Assim, o que começou com o cinema, livros, video games, histórias em quadrinhos e cultura jovem começa a aparecer também em trabalhos ligados à academia. A revalorização do tema fez com que fossem produzidas cerca de 100 publicações acadêmicas tratando dos mortos-vivos.
Em um dos mais importantes desses estudos, quatro pesquisadores canadenses levaram a questão para o lado científico. Philip Muns, Ioan Hudea, Joe Imad e Robert Smith publicaram, em 2009, uma pesquisa sobre ataques zumbis do ponto de vista biológico.
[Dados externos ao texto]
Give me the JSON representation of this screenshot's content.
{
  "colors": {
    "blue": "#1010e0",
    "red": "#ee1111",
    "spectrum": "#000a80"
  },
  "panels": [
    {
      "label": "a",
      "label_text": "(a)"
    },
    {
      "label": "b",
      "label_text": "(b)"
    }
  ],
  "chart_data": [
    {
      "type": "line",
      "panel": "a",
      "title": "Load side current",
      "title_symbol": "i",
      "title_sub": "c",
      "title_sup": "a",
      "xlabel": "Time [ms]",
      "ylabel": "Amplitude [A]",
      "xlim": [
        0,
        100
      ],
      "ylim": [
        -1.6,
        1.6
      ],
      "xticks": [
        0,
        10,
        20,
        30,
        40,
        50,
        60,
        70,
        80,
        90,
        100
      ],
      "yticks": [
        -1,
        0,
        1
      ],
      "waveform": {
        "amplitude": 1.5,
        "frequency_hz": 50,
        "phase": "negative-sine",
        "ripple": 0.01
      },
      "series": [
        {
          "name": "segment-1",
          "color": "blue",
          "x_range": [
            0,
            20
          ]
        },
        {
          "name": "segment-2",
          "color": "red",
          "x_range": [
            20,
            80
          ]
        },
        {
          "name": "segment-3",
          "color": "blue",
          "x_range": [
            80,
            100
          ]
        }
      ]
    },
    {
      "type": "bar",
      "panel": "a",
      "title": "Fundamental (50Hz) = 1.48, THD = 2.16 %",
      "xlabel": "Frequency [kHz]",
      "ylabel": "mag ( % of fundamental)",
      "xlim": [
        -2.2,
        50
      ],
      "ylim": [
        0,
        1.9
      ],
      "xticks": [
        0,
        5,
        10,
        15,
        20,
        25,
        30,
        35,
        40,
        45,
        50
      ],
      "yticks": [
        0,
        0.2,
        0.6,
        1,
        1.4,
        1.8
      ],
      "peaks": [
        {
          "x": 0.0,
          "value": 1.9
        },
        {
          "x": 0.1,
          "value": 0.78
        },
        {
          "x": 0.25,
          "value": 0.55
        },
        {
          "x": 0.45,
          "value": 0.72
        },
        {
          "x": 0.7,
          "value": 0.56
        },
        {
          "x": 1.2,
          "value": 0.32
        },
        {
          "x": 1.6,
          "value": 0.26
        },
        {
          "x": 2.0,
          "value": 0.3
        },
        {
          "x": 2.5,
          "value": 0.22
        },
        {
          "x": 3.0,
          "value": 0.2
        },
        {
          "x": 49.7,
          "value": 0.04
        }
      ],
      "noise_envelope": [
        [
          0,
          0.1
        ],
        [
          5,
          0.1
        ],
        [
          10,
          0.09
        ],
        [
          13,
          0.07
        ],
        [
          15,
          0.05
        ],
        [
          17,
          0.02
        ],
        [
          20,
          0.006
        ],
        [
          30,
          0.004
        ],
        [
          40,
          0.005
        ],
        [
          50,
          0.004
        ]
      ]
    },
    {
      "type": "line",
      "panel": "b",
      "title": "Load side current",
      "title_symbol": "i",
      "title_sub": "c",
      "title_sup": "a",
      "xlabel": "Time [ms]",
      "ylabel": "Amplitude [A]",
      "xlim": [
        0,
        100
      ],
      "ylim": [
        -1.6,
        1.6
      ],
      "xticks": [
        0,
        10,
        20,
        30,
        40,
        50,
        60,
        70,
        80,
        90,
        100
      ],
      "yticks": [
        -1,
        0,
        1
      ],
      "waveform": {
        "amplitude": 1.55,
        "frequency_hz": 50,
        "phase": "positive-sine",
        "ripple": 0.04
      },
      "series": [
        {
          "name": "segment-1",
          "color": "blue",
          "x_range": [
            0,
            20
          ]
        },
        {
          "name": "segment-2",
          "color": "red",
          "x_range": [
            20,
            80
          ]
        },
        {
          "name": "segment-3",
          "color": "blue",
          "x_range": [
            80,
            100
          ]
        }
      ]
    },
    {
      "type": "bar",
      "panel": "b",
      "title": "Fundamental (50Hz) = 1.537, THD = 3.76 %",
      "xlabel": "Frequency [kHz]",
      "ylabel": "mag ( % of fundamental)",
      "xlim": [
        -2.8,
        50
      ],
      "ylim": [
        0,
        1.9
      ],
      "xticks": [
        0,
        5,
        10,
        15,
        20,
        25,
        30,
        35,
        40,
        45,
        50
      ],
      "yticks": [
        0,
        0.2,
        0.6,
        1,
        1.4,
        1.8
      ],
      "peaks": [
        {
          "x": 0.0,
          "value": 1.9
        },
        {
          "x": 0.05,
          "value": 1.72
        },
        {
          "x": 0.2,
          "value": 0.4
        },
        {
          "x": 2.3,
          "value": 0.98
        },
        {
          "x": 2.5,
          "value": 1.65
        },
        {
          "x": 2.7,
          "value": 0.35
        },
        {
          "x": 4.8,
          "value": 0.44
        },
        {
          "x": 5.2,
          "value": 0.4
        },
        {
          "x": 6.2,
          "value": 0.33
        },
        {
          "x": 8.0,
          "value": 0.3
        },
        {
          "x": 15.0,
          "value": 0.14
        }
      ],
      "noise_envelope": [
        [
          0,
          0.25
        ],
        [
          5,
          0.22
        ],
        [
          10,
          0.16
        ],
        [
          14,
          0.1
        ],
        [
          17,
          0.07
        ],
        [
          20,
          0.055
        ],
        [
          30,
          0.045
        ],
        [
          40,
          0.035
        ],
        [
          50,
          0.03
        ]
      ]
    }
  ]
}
Eles desenvolveram um modelo matemático para um suposto ataque desse tipo, analisando os efeitos de uma epidemia. Partiram das informações mais comuns em ficção sobre zumbis para desenhar “soluções numéricas” para a infecção no mundo. O estudo, por mais bobo que possa parecer, é a base de planejamento para lidar com o problema, considerando as formas de tratá-lo, esquemas de quarentena e até mesmo a busca por uma cura, objetivando a erradicação dos zumbis. A tese deles é que somente com ataques rápidos e agressivos seria possível evitar um cenário de colapso da sociedade por conta desses monstros. Os estudiosos canadenses defenderam que, mesmo não se tratando de uma questão exatamente realista, o estudo serve para desenvolver cenários para infecções imprevistas, que é um grande desafio para a Biologia.
Em uma linha semelhante, e se baseando em trabalhos desses cientistas e no de escritores como Brooks, Daniel Drezner, pesquisador da Universidade Tufts (Massachusetts, EUA), projetou o ataque zumbi no mundo para analisar seus efeitos sobre as relações internacionais. Ele diz que apenas parte do mundo estaria pronta para lidar com os efeitos de um hipotético ataque desse tipo. A tese dele integra o livro Principles of international politcs and zombies (Princípios de política internacional e zumbis), que foi publicado neste ano pela editora da Universidade Princeton, nos Estados Unidos. “É um livro que tenta ser ao mesmo tempo sério e engraçado”, explica.
A pesquisa dele usou como base os trabalhos existentes sobre “política de desastre”, que é como os estados respondem a problemas parecidos com zumbis, como pandemias, furacões, terremotos, bioterrorismo. Segundo ele, zumbis são um exemplo clássico do que os departamentos de inteligência dos Estados Unidos chamam de “desconhecidos desconhecidos”, que são ameaças não antecipadas para as quais o governo quer estar preparado.
DANILE BUARQUE, jornalista e autor de Por um fio – O mundo explicado pelo telefone.